Elezioni: Forno di Zoldo, sei candidati in cerca di un futuro

Nella patria dei gelatieri emigrare non basta più e il lavoro non c'è
FORNO DI ZOLDO.
Dicono che, ai giorni nostri, fare il sindaco sia una fregatura: tanto impegno e tante responsabilità in cambio di pochi euro. E' quasi tutto vero, ma allora perché in un paesino di montagna come Forno di Zoldo ci sono addirittura sei candidati a sindaco?

«Si vede che ancora non hanno provato», dice il signor Pierpaolo, appoggiato al suo tabià, dopo una lunga pausa di riflessione. E in effetti ha ragione, perché tra i sei sfidanti nessuno ha già un'esperienza consolidata. C'è chi ci ha provato, come Pietro Battistin, candidato per la sesta volta, o Milly Fontanella, che trent'anni fa fu assessore alla cultura, ma si è dimessa dopo due anni e mezzo.

Forno di Zoldo ha circa 2.500 abitanti sparsi in 24 frazioni: la più lontana e disabitata è Mezzocanale, 9 chilometri dal capoluogo al confine con Longarone, dove c'è solo un ristorante, ma anche per arrivare a Dont e Fornesighe bisogna percorrere 4 o 5 chilometri in quota.
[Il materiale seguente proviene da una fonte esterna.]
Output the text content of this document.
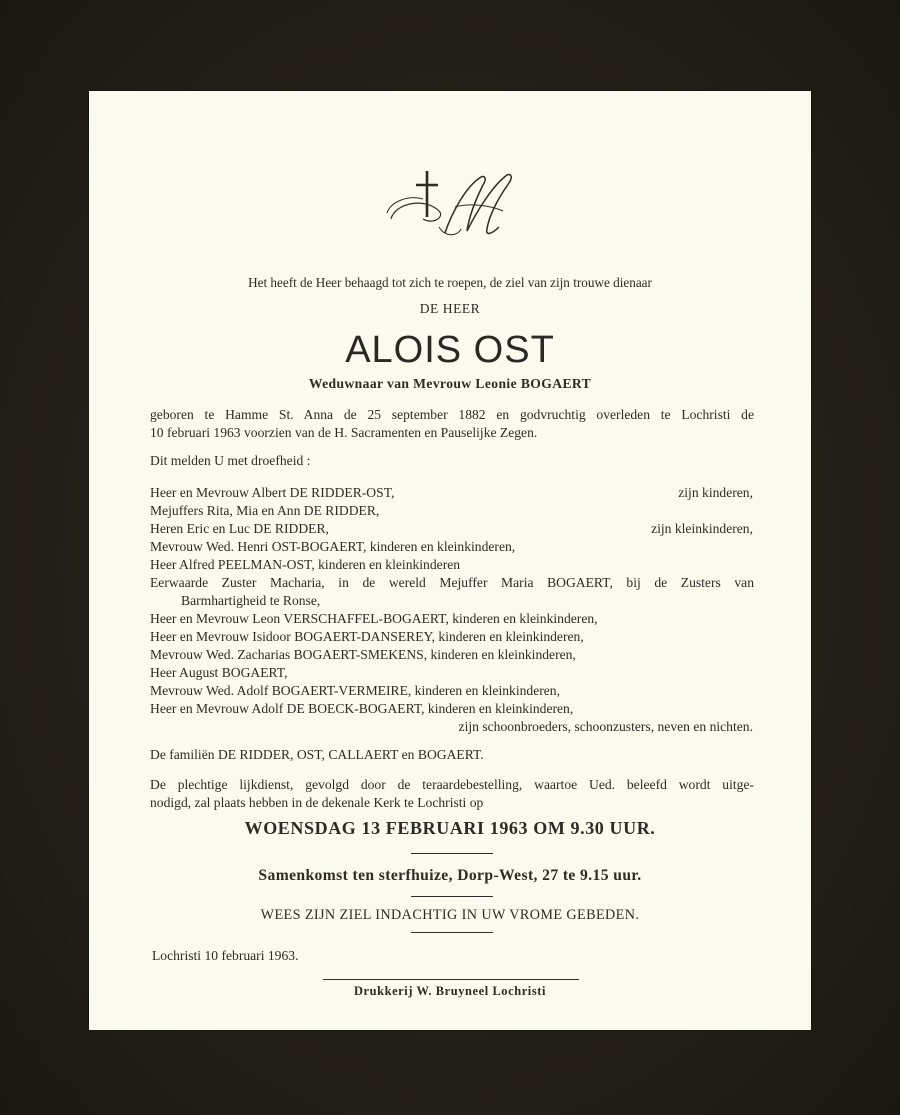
Het heeft de Heer behaagd tot zich te roepen, de ziel van zijn trouwe dienaar
DE HEER
ALOIS OST
Weduwnaar van Mevrouw Leonie BOGAERT
geboren te Hamme St. Anna de 25 september 1882 en godvruchtig overleden te Lochristi de
10 februari 1963 voorzien van de H. Sacramenten en Pauselijke Zegen.
Dit melden U met droefheid :
Heer en Mevrouw Albert DE RIDDER-OST,	zijn kinderen,
Mejuffers Rita, Mia en Ann DE RIDDER,
Heren Eric en Luc DE RIDDER,	zijn kleinkinderen,
Mevrouw Wed. Henri OST-BOGAERT, kinderen en kleinkinderen,
Heer Alfred PEELMAN-OST, kinderen en kleinkinderen
Eerwaarde Zuster Macharia, in de wereld Mejuffer Maria BOGAERT, bij de Zusters van
Barmhartigheid te Ronse,
Heer en Mevrouw Leon VERSCHAFFEL-BOGAERT, kinderen en kleinkinderen,
Heer en Mevrouw Isidoor BOGAERT-DANSEREY, kinderen en kleinkinderen,
Mevrouw Wed. Zacharias BOGAERT-SMEKENS, kinderen en kleinkinderen,
Heer August BOGAERT,
Mevrouw Wed. Adolf BOGAERT-VERMEIRE, kinderen en kleinkinderen,
Heer en Mevrouw Adolf DE BOECK-BOGAERT, kinderen en kleinkinderen,
zijn schoonbroeders, schoonzusters, neven en nichten.
De familiën DE RIDDER, OST, CALLAERT en BOGAERT.
De plechtige lijkdienst, gevolgd door de teraardebestelling, waartoe Ued. beleefd wordt uitge-
nodigd, zal plaats hebben in de dekenale Kerk te Lochristi op
WOENSDAG 13 FEBRUARI 1963 OM 9.30 UUR.
Samenkomst ten sterfhuize, Dorp-West, 27 te 9.15 uur.
WEES ZIJN ZIEL INDACHTIG IN UW VROME GEBEDEN.
Lochristi 10 februari 1963.
Drukkerij W. Bruyneel Lochristi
Tutto attorno incombono ripide montagne: il Pramper, il gruppo del San Sebastiano, le cime di Mezzodì, ma la vista è rapita dal Bosconero che domina il paesaggio a sud del centro del paese, tagliato dal torrente Maè.

Prima della guerra Forno aveva seimila abitanti, otto alberghi e un proliferare di attività, soprattutto legate al ferro e alla produzione di chiodi. Anzi, fino all'inizio del secolo scorso, Forno di Zoldo era il centro per eccellenza della fabbricazione di chiodi, tanto che di recente l'amministrazione comunale ha voluto creare un museo dedicato a questa antica e preziosa tradizione.

Poi tutto è cambiato, ma gli zoldani hanno saputo inventare una nuova professione che li ha resi famosi in ogni angolo di mondo: l'arte del gelato artigianale. I paesani hanno fatto fagotto e sono andati a colonizzare i continenti, anche se la maggior parte di loro ha scelto la "vicina" Germania.

«Ma adesso sono in crisi anche i gelatieri», spiegano Marietta e Giuseppe mentre sistemano i fiori del giardino. La tendenza, infatti, si è invertita negli ultimi anni e gli emigranti sono diminuiti. Se fino a una decina d'anni fa l'80% degli zoldani si trasferiva all'estero per sei mesi, oggi i gelatieri sono scesi al 60% e la loro stagione si è allungata. La concorrenza e la crisi hanno abbassato i margini di guadagno ed è sempre meno la gente che inizia questa attività.

Da un certo punto di vista è positivo, perchè gli zoldani restano in paese e c'è anche chi torna, ma in realtà la Valle si trova in un momento cruciale per la propria esistenza: se sarà capace di creare posti di lavoro e buoni motivi per abitare in Zoldo il paese sopravviverà, altrimenti invecchiamento e spopolamento sono l'unica prospettiva realistica.

«Vorremmo cose da fare per noi giovani», dicono Thomas e Larissa di Rocchette, 14 anni appena, «ma quando saremo grandi ce ne andremo via». Sembra che ogni anno siano 6 o 7 le famiglie che se ne vanno.

Negli ultimi dieci anni il paese ha visto chiudere 13 attività commerciali e i turisti sono sempre meno e sempre più frettolosi. Si incolonnano lungo la strada principale per raggiungere le piste di Zoldo Alto (a Forno c'è solo un anello per lo sci di fondo a Campo) e poi tornare di corsa a casa. Il turismo non è mai decollato davvero: ci sono due alberghi, uno in costruzione e una locanda, ma in compenso c'è una marea di case vuote, seconde case che portano ben poco indotto. «E non si sa dove mangiare», si lamentano tre rappresentanti di passaggio.

Dulcis in fundo la viabilità. Da Longarone a Forno ci sono 18 chilometri di curve: da una parte la roccia, dall'altra lo strapiombo. Negli anni passati le frane hanno isolato spesso la valle, a volte per mesi, costringendo gli abitanti a fare il passo Duran o addirittura il passo Cibiana per andare in città e gli studenti ad alzarsi alle 5 del mattino.